Dans les années 1980, émerge un mouvement de redéfinition du concept de monopole naturel ainsi que des secteurs qui en relèvent. C’est par exemple à ce moment-là que des théories comme celle des marchés contestables[v] de Baumol, Panzar et Willig, ou encore celle des trois couches[vi], sont développées, ce qui remet en cause l’existence d’une nécessité d’intervention de la part de l’État. De même, et sous l’impulsion de la Commission européenne, est lancé un vaste processus de privatisation dans des secteurs associés aux monopoles naturels (transports, télécommunications, gaz et électricité, etc.). Cependant, les privations n’ont pas toujours eu les effets escomptés. Dans certains cas, les privatisations ont même eu des effets complètement contraires puisqu’elles se sont accompagnés d’une hausse des prix et d’une baisse de la qualité du service de sorte que l’on assiste parfois à une renationalisation. Ainsi, le débat sur la solution à apporter aux monopoles naturels est loin d’être tranché comme l’illustre récemment le débat portant sur la privatisation.

Raphaël Martin

 

Notes :

[i] Le surplus total est défini comme la somme des surplus des consommateurs et du producteur.
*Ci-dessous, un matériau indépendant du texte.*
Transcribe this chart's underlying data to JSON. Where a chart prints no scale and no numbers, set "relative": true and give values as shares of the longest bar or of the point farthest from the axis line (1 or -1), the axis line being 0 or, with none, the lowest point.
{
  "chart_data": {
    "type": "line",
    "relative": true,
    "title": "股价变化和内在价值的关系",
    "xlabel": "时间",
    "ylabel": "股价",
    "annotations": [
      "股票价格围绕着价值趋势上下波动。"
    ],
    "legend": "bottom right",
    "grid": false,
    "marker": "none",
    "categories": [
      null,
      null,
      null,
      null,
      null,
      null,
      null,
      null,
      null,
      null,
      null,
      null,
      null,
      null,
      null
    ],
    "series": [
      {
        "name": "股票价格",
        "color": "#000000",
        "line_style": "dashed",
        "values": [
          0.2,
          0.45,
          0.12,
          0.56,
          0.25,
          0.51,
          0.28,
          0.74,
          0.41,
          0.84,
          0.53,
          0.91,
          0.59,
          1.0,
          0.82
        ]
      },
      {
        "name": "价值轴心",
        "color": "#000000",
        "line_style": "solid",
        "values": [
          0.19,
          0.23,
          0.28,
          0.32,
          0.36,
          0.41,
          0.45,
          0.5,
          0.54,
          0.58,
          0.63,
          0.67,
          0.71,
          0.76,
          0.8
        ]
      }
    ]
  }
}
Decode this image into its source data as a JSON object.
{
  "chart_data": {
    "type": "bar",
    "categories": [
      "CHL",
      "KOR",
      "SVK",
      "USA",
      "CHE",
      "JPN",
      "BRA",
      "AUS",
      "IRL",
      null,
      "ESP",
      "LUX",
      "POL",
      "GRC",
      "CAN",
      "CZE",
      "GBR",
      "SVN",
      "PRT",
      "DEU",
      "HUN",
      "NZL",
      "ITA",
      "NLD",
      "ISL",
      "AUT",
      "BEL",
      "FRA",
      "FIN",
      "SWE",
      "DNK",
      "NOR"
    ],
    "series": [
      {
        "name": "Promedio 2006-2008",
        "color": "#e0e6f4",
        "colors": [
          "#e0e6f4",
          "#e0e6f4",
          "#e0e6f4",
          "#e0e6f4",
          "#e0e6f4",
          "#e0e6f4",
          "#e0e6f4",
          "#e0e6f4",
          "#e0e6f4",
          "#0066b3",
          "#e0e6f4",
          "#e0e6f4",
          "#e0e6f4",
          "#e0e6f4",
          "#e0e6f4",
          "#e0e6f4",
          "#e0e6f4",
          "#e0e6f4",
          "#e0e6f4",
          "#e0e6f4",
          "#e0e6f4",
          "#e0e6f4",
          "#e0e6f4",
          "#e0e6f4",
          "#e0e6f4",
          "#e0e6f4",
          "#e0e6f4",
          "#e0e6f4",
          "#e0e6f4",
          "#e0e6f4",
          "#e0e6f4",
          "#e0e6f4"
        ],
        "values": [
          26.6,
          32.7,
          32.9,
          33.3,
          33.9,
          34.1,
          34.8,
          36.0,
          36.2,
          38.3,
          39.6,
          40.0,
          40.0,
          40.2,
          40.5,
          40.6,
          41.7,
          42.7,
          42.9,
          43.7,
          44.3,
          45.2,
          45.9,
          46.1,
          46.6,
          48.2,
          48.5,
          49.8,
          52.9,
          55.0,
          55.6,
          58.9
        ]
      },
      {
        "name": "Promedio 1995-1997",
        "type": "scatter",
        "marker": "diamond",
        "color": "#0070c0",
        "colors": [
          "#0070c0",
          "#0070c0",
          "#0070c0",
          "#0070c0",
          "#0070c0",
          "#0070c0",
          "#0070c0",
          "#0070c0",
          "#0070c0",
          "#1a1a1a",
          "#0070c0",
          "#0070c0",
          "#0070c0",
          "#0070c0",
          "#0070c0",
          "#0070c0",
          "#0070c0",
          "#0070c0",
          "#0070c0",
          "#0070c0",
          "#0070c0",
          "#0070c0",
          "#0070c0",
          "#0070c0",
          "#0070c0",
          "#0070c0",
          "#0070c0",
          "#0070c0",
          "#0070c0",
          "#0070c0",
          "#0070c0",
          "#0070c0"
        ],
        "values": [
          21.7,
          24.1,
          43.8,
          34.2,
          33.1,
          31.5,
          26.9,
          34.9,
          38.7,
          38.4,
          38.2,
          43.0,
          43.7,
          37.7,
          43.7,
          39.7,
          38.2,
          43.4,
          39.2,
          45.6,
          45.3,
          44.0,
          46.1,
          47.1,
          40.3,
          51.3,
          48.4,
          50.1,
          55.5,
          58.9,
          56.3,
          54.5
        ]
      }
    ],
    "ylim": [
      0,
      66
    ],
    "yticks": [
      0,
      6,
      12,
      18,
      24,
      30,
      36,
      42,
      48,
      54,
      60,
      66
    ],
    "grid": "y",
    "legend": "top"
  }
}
Le surplus des consommateurs est défini par la différence du prix qu’ils seraient prêts à payer de celle qu’ils paient effectivement. Le surplus des producteurs est défini par la différence entre le prix auquel il était prêt à vendre le bien. Pour plus de détails voire Microéconomie, Cours et application de Hachon et Laurent.

[ii] Les rendements d’échelle décrivent la manière dont le coût unitaire évolue lorsque la production augmente ; des rendements d’échelle croissants signifient que, lorsqu’elle augmente, celui-ci diminue, permettant à l’entreprise de baisser ses prix.

[iii] On parle ici d’optimalité au sens parétien du terme. Un optimum de Pareto est une allocation des ressources pour laquelle il n’est pas possible d’augmenter la satisfaction d’un individu sans réduire la satisfaction d’un autre individu.

[iv] Ainsi, les problèmes liés à la régulation des monopoles naturels découlent de l’existence d’asymétries d’information entre le régulateur et la firme. Pour répondre à ces problématiques, des économistes ont conçu des mécanismes incitant la firme à révéler l’information privée qu’elle détient. Pour un aperçu des travaux sur le sujet : cf. Gagnepain Philippe. « La nouvelle théorie de la régulation des monopoles naturels », Revue française d’économie, volume 15, n°4, 2001. pp. 55-110.

[v] Selon cette théorie, un monopole opérant sur un marché dans lequel les entreprises sont libres d’entrer pratiquera des prix égaux à ceux pratiqués en situation de concurrence, de telle sorte que les profits du monopole et la perte de surplus total soient nuls.

[vi] Selon cette théorie, les monopoles naturels regroupent trois activités qui peuvent être dissociées : une activité en amont (qui porte généralement sur les infrastructures), une au centre (qui contrôle l’entretien des infrastructures et l’application de directives communes) et une en aval (qui englobe les services finaux destinés à la clientèle). Ainsi, selon cette théorie, on peut démanteler un monopole naturel en plusieurs entreprises et privatiser celle en aval dans la mesure où elle n’a pas les caractéristiques propres aux monopoles naturels.